In today’s New York Times, Edward N. Luttwak has written a solid, non-hysterical op-ed about the complications that could arise from the Muslim world’s perception of Barack Obama as an apostate.

Because no government is likely to allow the prosecution of a President Obama – not even those of Iran and Saudi Arabia, the only two countries where Islamic religious courts dominate over secular law – another provision of Muslim law is perhaps more relevant: it prohibits punishment for any Muslim who kills any apostate, and effectively prohibits interference with such a killing.

At the very least, that would complicate the security planning of state visits by President Obama to Muslim countries, because the very act of protecting him would be sinful for Islamic security guards. More broadly, most citizens of the Islamic world would be horrified by the fact of Senator Obama’s conversion to Christianity once it became widely known – as it would, no doubt, should he win the White House. This would compromise the ability of governments in Muslim nations to cooperate with the United States in the fight against terrorism, as well as American efforts to export democracy and human rights abroad.

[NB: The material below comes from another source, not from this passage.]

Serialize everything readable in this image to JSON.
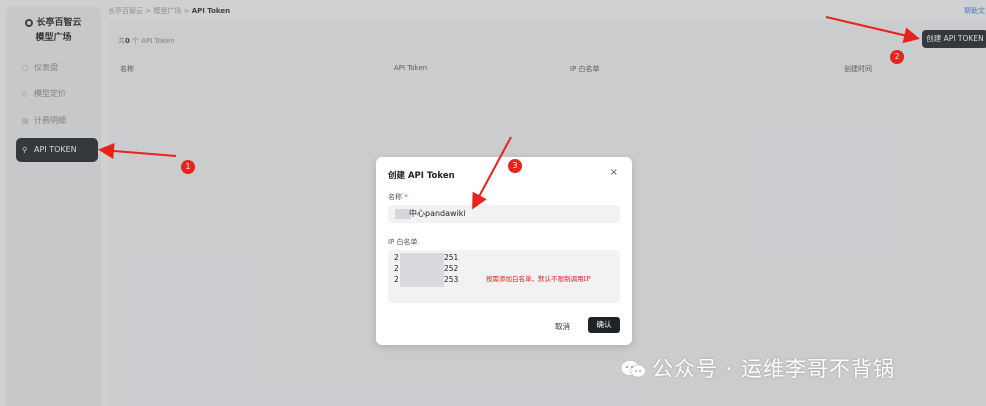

So: Islamists feel obliged to kill apostates. But many Islamists are inclined to kill all infidels, anyway. The larger challenge subsumes the ramifications of Obama’s religious journey. There are people with whom you can cooperate and people with whom you cannot. Obama’s apostate status just serves to clarify this point.

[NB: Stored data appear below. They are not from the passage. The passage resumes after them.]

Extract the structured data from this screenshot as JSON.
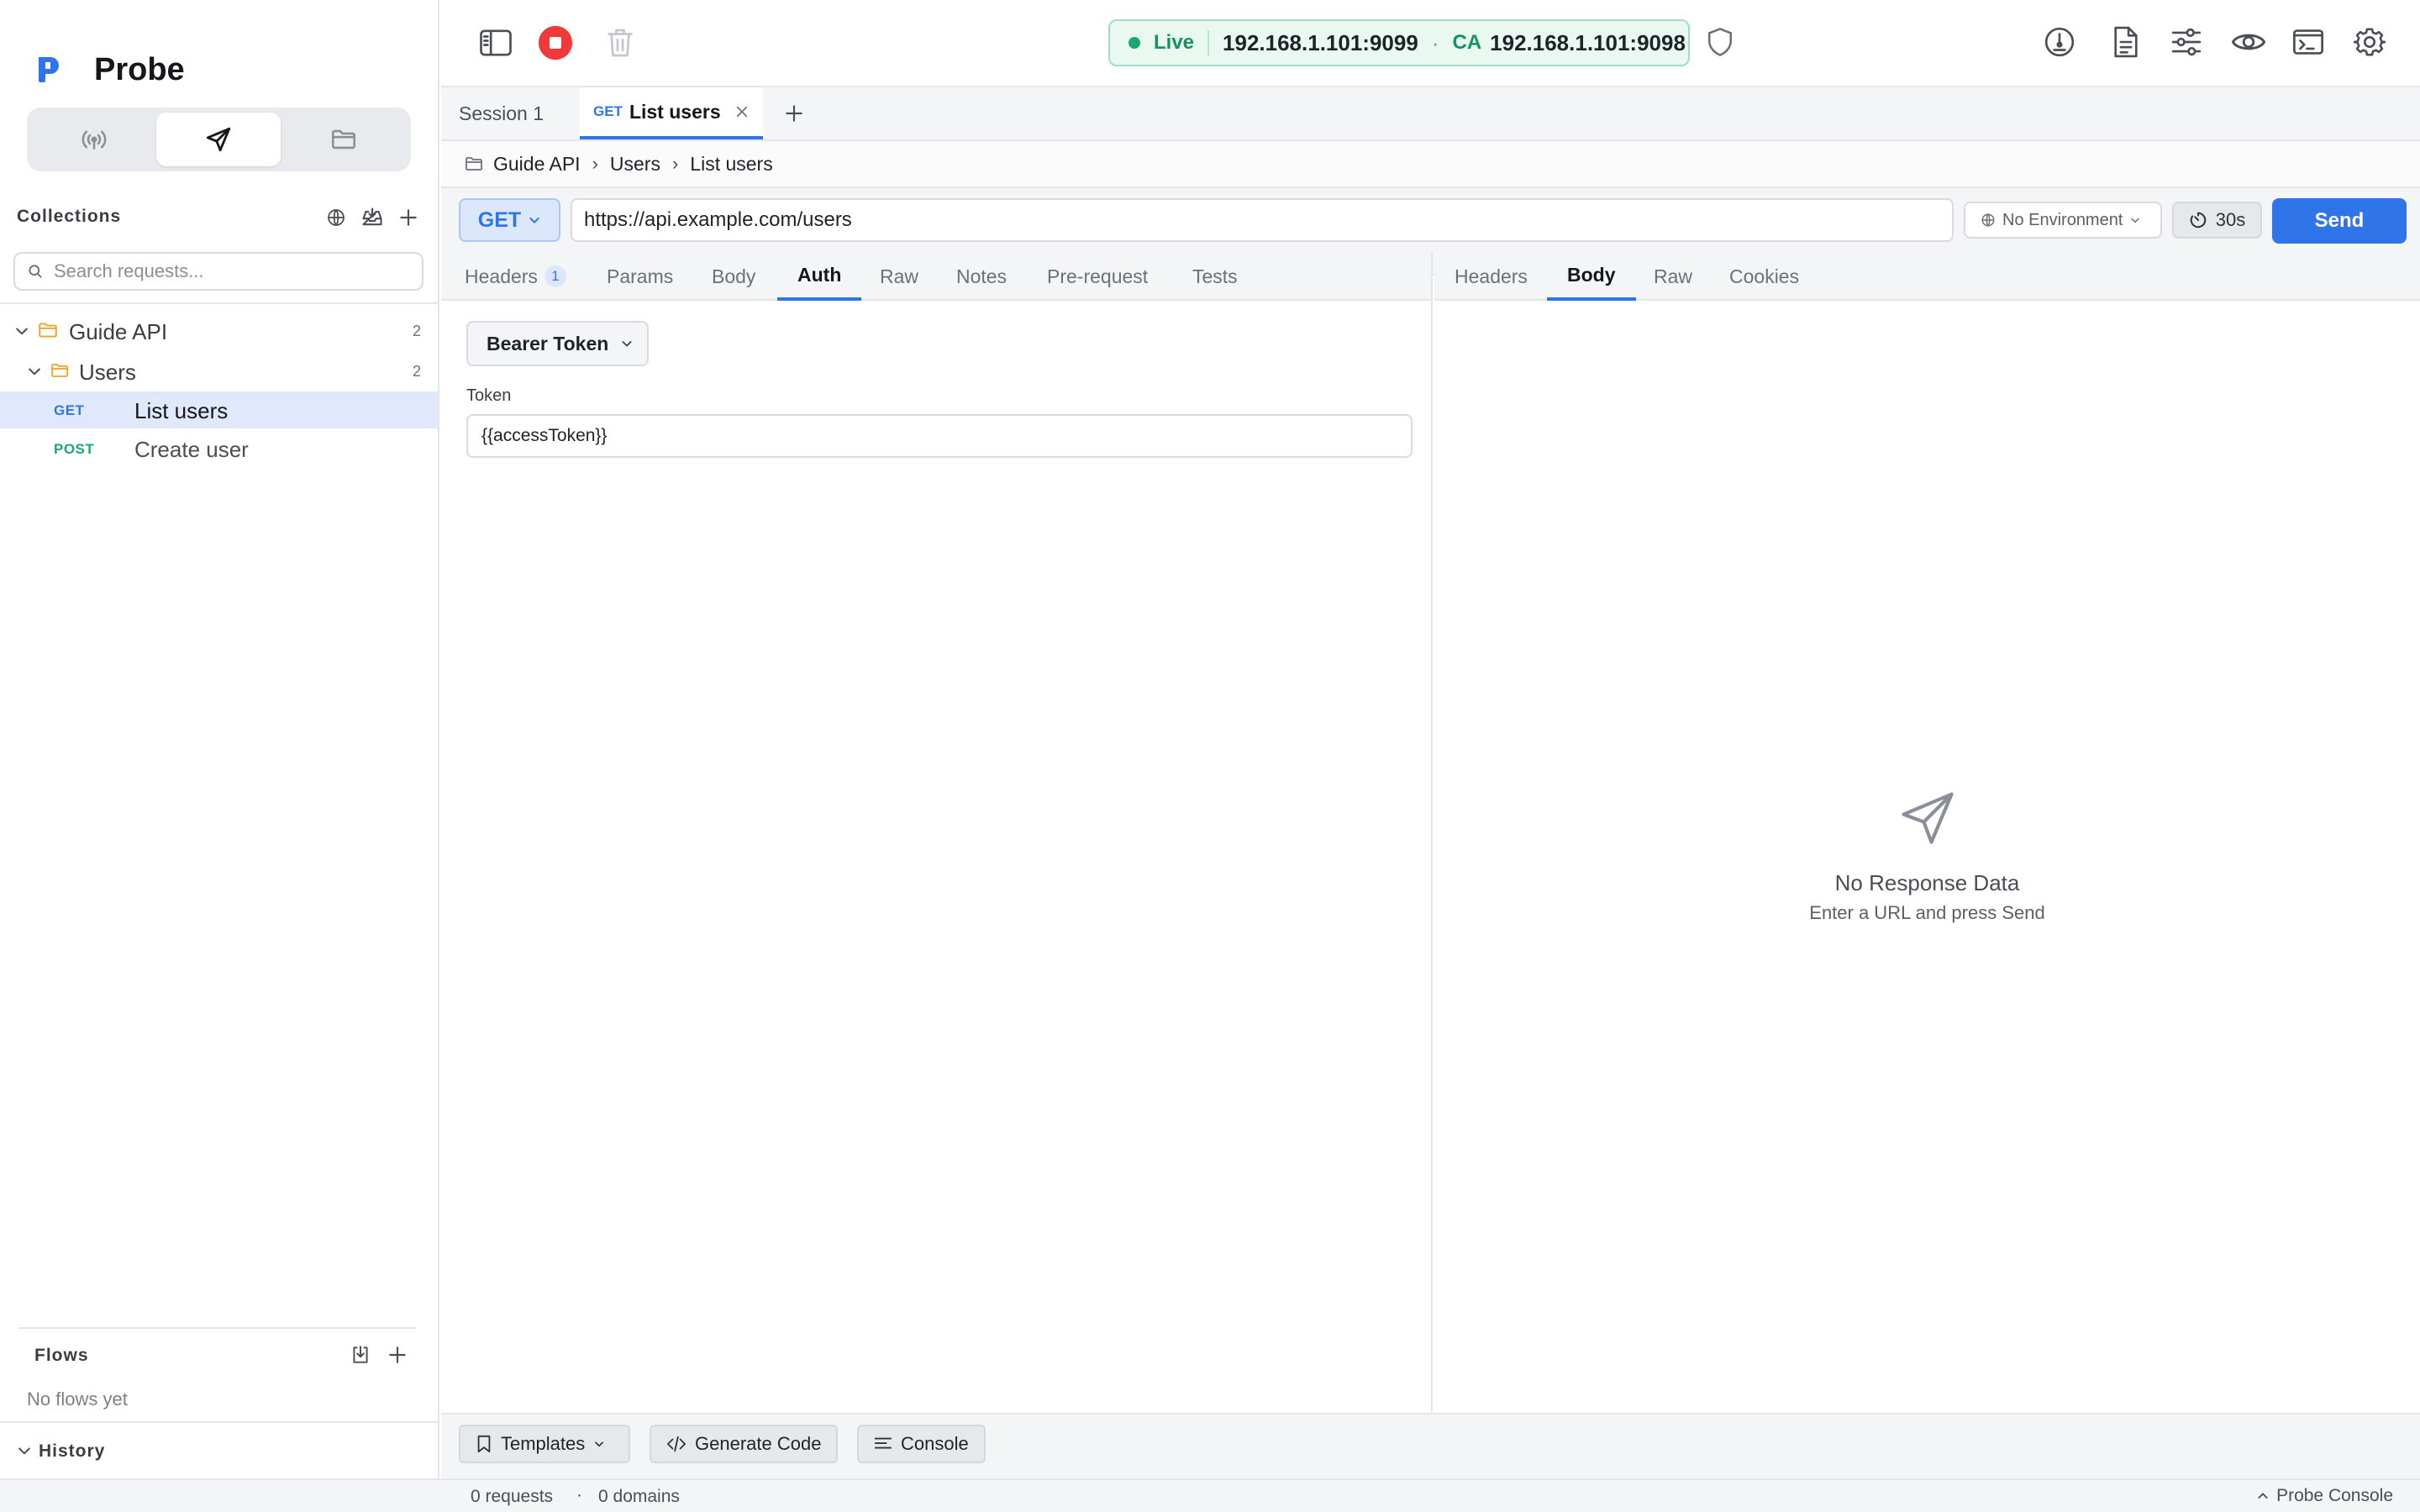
{
  "app": {
    "name": "Probe"
  },
  "sidebar": {
    "collections_title": "Collections",
    "search_placeholder": "Search requests...",
    "tree": {
      "collection": {
        "name": "Guide API",
        "count": "2"
      },
      "folder": {
        "name": "Users",
        "count": "2"
      },
      "requests": [
        {
          "method": "GET",
          "name": "List users",
          "method_color": "#2f74e8",
          "selected": true
        },
        {
          "method": "POST",
          "name": "Create user",
          "method_color": "#1aa872",
          "selected": false
        }
      ]
    },
    "flows_title": "Flows",
    "flows_empty": "No flows yet",
    "history_title": "History"
  },
  "topbar": {
    "live_label": "Live",
    "live_address": "192.168.1.101:9099",
    "ca_label": "CA",
    "ca_address": "192.168.1.101:9098",
    "separator_dot": "·"
  },
  "tabs": [
    {
      "label": "Session 1",
      "method": ""
    },
    {
      "label": "List users",
      "method": "GET"
    }
  ],
  "breadcrumb": [
    "Guide API",
    "Users",
    "List users"
  ],
  "request": {
    "method": "GET",
    "url": "https://api.example.com/users",
    "environment": "No Environment",
    "timeout": "30s",
    "send_label": "Send"
  },
  "request_tabs": [
    {
      "label": "Headers",
      "badge": "1"
    },
    {
      "label": "Params"
    },
    {
      "label": "Body"
    },
    {
      "label": "Auth",
      "active": true
    },
    {
      "label": "Raw"
    },
    {
      "label": "Notes"
    },
    {
      "label": "Pre-request"
    },
    {
      "label": "Tests"
    }
  ],
  "auth": {
    "type": "Bearer Token",
    "token_label": "Token",
    "token_value": "{{accessToken}}"
  },
  "response_tabs": [
    {
      "label": "Headers"
    },
    {
      "label": "Body",
      "active": true
    },
    {
      "label": "Raw"
    },
    {
      "label": "Cookies"
    }
  ],
  "response": {
    "empty_title": "No Response Data",
    "empty_subtitle": "Enter a URL and press Send"
  },
  "bottom_tools": {
    "templates": "Templates",
    "generate_code": "Generate Code",
    "console": "Console"
  },
  "status": {
    "requests": "0 requests",
    "separator": "·",
    "domains": "0 domains",
    "console_label": "Probe Console"
  },
  "colors": {
    "accent": "#2f74e8",
    "live_green": "#1aa872",
    "stop_red": "#f03a3a",
    "folder_orange": "#f0a320"
  }
}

If Obama were a different kind of candidate, he’d point to his particular Muslim predicament realistically. He’d be honest about what it means: that he typifies the kind of freedom that offends our enemies. From that credible position, he could begin to outline a plan of working with allies and besting antagonists. Instead, he buys into and advances every last pipe-dream of amelioration that Luttwak (incorrectly) claims has been “projected” onto him.